Court Opinion

ID: 9933247
Source: CourtListenerOpinion
Date Created: 2024-02-09 18:41:47.687388+00
Date Added: 2024-06-11T13:08:38.769178
License: Public Domain

As the main opinion correctly notes, although courts in other states have construed uninsured-motorist ("UM") statutes so as to permit any
named insured to reject such coverage on behalf of all insureds, the Alabama Supreme Court, in State Farm Mutual Automobile Insurance Co. v.Martin, 292 Ala. 103, 289 So.2d 606 (1974), effectively construed that portion of § 32-7-23(a), Ala. Code 1975, that provides for rejection of UM coverage by "the named insured" (emphasis added), as actually mandating rejection of such coverage by all persons listed as "named insureds" in the policy in order for that rejection to be deemed effective as to all named insureds. As I read Martin, because Lynette Nicholas, an additional "named insured" under the Nationwide policy, was not offered an opportunity to reject UM coverage, she is deemed "insured" under the UM statute as to claims she might assert on her own behalf
based upon the loss of Kurk Nicholas, Jr.
That said, however, I cannot agree that Martin supports the award of $40,000 to Lynette Nicholas. At the time of the automobile collision that killed Kurk Nicholas, Jr., the Nationwide policy afforded no UM coverage because Nationwide, at the written direction of Kurk Nicholas, Sr., in October 1999, had removed that coverage. Even when the policy provided for UM coverage, that coverage was limited to the statutory minimums of $20,000 per person and $40,000 per accident. See § 32-7-6, Ala. Code 1975. Thus, the trial court's award to Lynette Nicholas can only be justified in this case if she can properly recover from Nationwide the statutory *Page 465 
"per accident" limit of coverage in both her individual capacity and as a successor to any rights of recovery available to Kurk Nicholas, Jr.

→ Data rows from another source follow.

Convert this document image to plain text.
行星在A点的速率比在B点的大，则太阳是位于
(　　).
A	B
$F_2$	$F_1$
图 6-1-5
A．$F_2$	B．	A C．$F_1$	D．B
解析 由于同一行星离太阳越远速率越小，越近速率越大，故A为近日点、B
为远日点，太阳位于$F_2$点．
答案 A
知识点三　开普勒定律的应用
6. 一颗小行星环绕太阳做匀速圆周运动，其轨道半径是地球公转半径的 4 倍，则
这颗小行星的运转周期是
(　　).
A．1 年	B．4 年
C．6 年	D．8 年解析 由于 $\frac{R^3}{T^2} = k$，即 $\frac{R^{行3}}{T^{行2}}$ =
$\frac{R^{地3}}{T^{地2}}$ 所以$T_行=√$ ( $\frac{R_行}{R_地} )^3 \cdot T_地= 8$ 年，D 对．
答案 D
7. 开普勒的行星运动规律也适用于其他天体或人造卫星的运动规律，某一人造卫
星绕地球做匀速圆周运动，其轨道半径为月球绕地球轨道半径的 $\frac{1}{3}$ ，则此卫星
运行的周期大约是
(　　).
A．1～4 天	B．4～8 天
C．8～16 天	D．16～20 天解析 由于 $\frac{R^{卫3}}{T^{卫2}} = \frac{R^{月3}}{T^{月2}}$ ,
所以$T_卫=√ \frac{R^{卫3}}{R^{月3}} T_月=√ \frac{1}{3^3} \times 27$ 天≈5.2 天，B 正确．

Although minimum coverage for "bodily injur[ies]" caused by an uninsured motorist is legally imputed under § 32-7-23 when the named insured has not rejected such coverage, Lynette Nicholas, in her individual capacity, has suffered no bodily injuries; at most, she has suffered only a loss of her son's services, which falls outside the scope of § 32-7-23. See Weekley v. State Farm Mut. Auto. Ins. Co., 537 So.2d 477,480 (Ala. 1989) (noting that "[a] consortium claim does not constitute a claim for bodily injury"); Livingston v. Omaha Prop. Cas. Ins. Co.,927 S.W.2d 444, 445 (Mo.Ct.App. 1996) (holding that an insured mother was not entitled under a similarly worded UM statute to recover UM benefits for the death of her daughter in an automobile collision, even though the mother was "legally entitled" to bring a wrongful-death claim). Moreover, because § 32-7-23(a) provides that UM coverage may be rejected by "the named insured," I would hold that Kurk Nicholas, Jr., had he survived the automobile collision that claimed his life, would have been bound, as an additional insured, by the rejection of UM coverage executed by his father, a named insured, and, therefore, would not have been entitled to recover from Nationwide. "Requiring offers of [UM] coverage to be made to all insureds under automobile policies would be contrary to reasonable business practices from which both insurers and consumers benefit." Messerly v. State Farm Mut. Auto. Ins. Co.,277 Ill. App.3d 1065, 1070, 662 N.E.2d 148, 151, 214 Ill. Dec. 794, 797 (1996). In short, Lynette Nicholas is not entitled under either capacity in which she has sued Nationwide to recover damages based upon the loss of Kurk Nicholas, Jr.
Because I conclude that Lynette Nicholas is entitled to recover nothing from Nationwide under the facts of this case, which is precisely what Nationwide contends on appeal, I respectfully dissent.